Sisterhood's kiddushim menu includes challah, green salad, dessert and of course, tuna salad! Sandy invited all the past synagogue presidents and Executive Committe to kick-off the first of these Shabbat kiddushes with a Tuna Salad Making Night. Sandy superbly supervised the tuna salad preparation. He even showed off some knife skills in the proper technique to created the perfect size chopped celery. The tuna salad team flaked the tuna, chopped the celery, grated the hard-boiled eggs, seasoned and bound it all together with the mayonnaise. Sandy then did the dishes!

Come pray and then watch Sandy and team's tuna salad disappear this Shabbat.

Sandy showing celery chopping techniques

The team in action

Thursday, January 13, 2011

Welcome Kensington Caterers!

Last night, we were treated to a wonderful evening. We joined together at the annual Women's League Torah Fund Dinner to support Torah Fund and honor Arlene Bloom and Ruth Devine with the Chayai Olam and Kol Ishah Awards, respectfully. The prelude to the programming was an incredible inaugural dinner catered by Kensington Caterers. Kensington impressed those in attendance with beautiful presented and flavorful food.

Kensington Caterers Kosher division recently partnered with Adat Ari El to provide "exceptional kosher cuisine" using the highest quality of ingredients.

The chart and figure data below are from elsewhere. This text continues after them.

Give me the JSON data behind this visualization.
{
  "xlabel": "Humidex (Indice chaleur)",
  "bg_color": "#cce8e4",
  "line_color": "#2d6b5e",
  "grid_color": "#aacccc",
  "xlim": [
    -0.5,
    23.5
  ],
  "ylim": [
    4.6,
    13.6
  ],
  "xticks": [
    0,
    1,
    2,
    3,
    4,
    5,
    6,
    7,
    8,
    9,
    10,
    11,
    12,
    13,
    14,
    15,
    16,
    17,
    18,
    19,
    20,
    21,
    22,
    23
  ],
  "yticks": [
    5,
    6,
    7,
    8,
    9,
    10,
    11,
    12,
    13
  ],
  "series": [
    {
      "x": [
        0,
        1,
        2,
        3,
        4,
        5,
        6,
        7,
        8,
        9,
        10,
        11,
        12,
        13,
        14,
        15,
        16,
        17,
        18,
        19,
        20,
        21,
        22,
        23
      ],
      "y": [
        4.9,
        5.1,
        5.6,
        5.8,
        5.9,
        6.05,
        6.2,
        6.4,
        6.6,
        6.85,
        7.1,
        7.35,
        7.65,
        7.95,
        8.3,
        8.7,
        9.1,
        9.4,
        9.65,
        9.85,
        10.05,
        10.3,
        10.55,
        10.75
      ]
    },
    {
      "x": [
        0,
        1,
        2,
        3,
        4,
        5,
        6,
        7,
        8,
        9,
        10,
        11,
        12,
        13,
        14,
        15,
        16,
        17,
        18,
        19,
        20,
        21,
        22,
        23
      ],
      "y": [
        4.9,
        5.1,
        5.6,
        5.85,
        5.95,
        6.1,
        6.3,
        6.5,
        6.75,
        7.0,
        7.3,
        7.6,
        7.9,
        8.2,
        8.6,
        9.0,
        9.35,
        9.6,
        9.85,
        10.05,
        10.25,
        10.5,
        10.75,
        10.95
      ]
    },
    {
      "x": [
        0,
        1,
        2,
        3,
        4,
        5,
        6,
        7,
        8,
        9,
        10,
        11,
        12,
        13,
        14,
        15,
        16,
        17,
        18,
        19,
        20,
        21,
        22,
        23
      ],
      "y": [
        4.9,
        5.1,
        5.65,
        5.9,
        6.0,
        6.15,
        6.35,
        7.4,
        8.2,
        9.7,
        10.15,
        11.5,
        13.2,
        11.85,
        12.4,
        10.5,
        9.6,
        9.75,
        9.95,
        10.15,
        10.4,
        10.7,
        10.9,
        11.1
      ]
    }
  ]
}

They delivered what they promised. Beyond their kosher division, Kensington also manages on-site food service at the Rose Garden Cafe inside the California Science Center, as well as the Bullocks Tea Room in the Southwestern Law School.

Richard Mooney, co-owner, graciously agreed to give us the recipe to their Apple Cider and Orange dressing that accompanied the artfully presented salad (pictured below). The salad consisted of romaine hearts, placed within dark pumpernickel bread with grilled Granny Smith apples, pumpernickel croutons, candied almonds and Apple Cider and Orange dressing.

Welcome to the Adat Ari El community and we look forward to many meals to come!

To book Kensington Caterers for your next event or party, or view a sample list of kosher menu items, please visit Kensington's website:

Apple Cider and Orange Dressing (Pareve)

1/3 cup Cider Vinegar (unfiltered)
½ cup Fresh Orange Juice
1 tablespoon Dijon Mustard
1 tablespoon Finely Minced Shallot
1 tablespoon Honey
½ teaspoon Salt
¼ teaspoon Pepper
1 cup Extra Virgin Olive Oil
¼ of a Granny Smith Green Apple, finely minced
Fresh chives

In a bowl, combine all ingredients, except olive oil and fresh apple.

Add the olive oil slowly while beating to create an emulsion.

Adjust seasoning as desired, adding more salt and/or pepper.

Add minced fresh apple to dressing.

Fresh chives can be added if desired.